Analytics for Buffer
As a small satellite team, we designed and built a new Buffer product that went on to make over $2 million ARR.
Buffer
Lead Product Designer
UX · UI · Prototyping · Figma · CSS · JS · Strategy
As a small satellite team, we designed and built a new Buffer product that went on to make over $2 million ARR.
Buffer
Lead Product Designer
UX · UI · Prototyping · Figma · CSS · JS · Strategy

At the time, Buffer wanted to explore a multi-product vision so it could better serve social media marketers. We were inspired by what Intercom was doing.
A small satellite team was set up with a few engineers, a product manager and me as the designer. We were time-boxed to find a viable product that could sit alongside Buffer's core offering. Based on the signals we were seeing and the research we were doing, better analytics felt like the right place to focus. Our existing analytics had plenty of gaps, and that became the starting point for a new product called Analyze.

An overview of how the analytics product looked when released to the public
It's easy to build endless graphs and charts that overwhelm people. Analytics software can quickly become a fancy spreadsheet. Buffer's product language was light, friendly, fresh, professional and reliable, and that shaped how we approached the work. The question we kept coming back to was why people use analytics in the first place. We realised it was less about individual metrics and more about knowing what to do next.

Looking more closely at interactions while keeping the right level of detail

Exploring more visually impactful charts that still made the data clear
We decided early on to create a new product with a separate codebase from Buffer, so we could move quickly without relying on legacy tech. For a small team, that meant faster communication and fewer worries about stepping on other people's toes. In the early days, I worked closely with the engineers to prototype tables, graphs and pages. React felt like the right fit, alongside Highcharts for the visuals.

A peek at my Figma file as I worked through the design system for the product
User research and competitive analysis played a huge part in the early days. Our product manager, Tom, and I ran interviews to understand what we should focus on. I used those findings to work through ideas, flows, concepts and prototypes. We kept hearing that social media managers spent too much time collecting data from different networks and building reports by hand for clients, teams or bosses. Some even paid other people to do it for them. Spreadsheets were the tool of choice.

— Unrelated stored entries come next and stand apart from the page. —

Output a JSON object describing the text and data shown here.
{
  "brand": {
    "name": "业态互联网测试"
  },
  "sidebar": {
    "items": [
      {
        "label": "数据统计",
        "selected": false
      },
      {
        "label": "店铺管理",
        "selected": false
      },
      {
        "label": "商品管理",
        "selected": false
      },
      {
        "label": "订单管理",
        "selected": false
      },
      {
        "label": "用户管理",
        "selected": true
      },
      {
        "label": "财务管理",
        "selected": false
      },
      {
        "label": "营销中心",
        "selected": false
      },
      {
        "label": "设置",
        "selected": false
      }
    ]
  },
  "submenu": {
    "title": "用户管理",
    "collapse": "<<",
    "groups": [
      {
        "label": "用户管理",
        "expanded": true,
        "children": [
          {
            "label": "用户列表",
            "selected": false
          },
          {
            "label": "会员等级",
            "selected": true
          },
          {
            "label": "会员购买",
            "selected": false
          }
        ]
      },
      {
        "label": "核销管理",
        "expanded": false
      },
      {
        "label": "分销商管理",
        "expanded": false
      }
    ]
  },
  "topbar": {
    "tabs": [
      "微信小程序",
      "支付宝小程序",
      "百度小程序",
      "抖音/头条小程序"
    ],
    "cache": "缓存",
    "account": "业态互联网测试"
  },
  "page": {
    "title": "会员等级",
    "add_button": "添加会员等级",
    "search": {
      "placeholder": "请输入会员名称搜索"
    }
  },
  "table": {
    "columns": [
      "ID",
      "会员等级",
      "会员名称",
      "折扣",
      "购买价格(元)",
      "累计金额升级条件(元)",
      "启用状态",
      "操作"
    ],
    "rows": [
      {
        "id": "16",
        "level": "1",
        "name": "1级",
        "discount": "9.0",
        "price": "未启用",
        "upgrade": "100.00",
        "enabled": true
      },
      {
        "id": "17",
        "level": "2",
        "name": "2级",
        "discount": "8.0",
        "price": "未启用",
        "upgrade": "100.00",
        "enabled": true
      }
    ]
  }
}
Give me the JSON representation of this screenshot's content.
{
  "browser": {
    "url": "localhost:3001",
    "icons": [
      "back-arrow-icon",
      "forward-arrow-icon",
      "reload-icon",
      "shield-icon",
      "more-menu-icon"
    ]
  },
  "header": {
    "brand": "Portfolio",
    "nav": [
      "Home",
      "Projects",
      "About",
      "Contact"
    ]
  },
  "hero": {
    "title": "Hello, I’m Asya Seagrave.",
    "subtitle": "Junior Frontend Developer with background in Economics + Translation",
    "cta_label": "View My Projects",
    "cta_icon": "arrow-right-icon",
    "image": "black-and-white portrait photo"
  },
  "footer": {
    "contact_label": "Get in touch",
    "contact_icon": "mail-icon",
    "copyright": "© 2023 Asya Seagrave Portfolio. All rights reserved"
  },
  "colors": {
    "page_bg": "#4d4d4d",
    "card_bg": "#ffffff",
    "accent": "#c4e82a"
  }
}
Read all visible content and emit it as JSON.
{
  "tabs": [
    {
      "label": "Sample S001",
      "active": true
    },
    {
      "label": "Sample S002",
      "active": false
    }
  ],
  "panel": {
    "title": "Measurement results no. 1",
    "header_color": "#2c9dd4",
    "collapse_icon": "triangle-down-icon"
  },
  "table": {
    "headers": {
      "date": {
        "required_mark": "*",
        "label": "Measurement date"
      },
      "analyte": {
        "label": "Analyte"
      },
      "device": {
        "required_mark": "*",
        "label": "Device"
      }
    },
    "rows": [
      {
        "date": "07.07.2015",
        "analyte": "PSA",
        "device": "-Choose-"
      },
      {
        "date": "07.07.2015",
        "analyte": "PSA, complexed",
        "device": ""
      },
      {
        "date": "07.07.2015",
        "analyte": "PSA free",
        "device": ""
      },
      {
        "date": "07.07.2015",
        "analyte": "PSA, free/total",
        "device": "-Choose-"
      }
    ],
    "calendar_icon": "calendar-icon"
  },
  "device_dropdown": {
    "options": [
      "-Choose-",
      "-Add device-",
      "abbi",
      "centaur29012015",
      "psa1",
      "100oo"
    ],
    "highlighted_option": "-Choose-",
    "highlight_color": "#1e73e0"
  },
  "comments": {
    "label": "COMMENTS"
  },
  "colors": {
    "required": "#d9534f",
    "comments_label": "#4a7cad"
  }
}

Samples of the auto-generated reports we created from the data
We felt there was something strong there. Analyze would provide useful analytics from Buffer, but also let people connect other social accounts separately. That meant social media marketers could collect data from multiple sources, generate charts and tables automatically, and create professional-looking reports. Buffer already saved people time with scheduling, so we wanted to do the same for social media analytics. We also felt the product would appeal to power users, agencies and businesses, helping Buffer reach new markets and charge a higher price.
This was an exciting project because we had the freedom to design and build what we believed was right, and it was working. Our small team researched, designed and grew a new product under the Buffer banner that went on to make over $2 million ARR.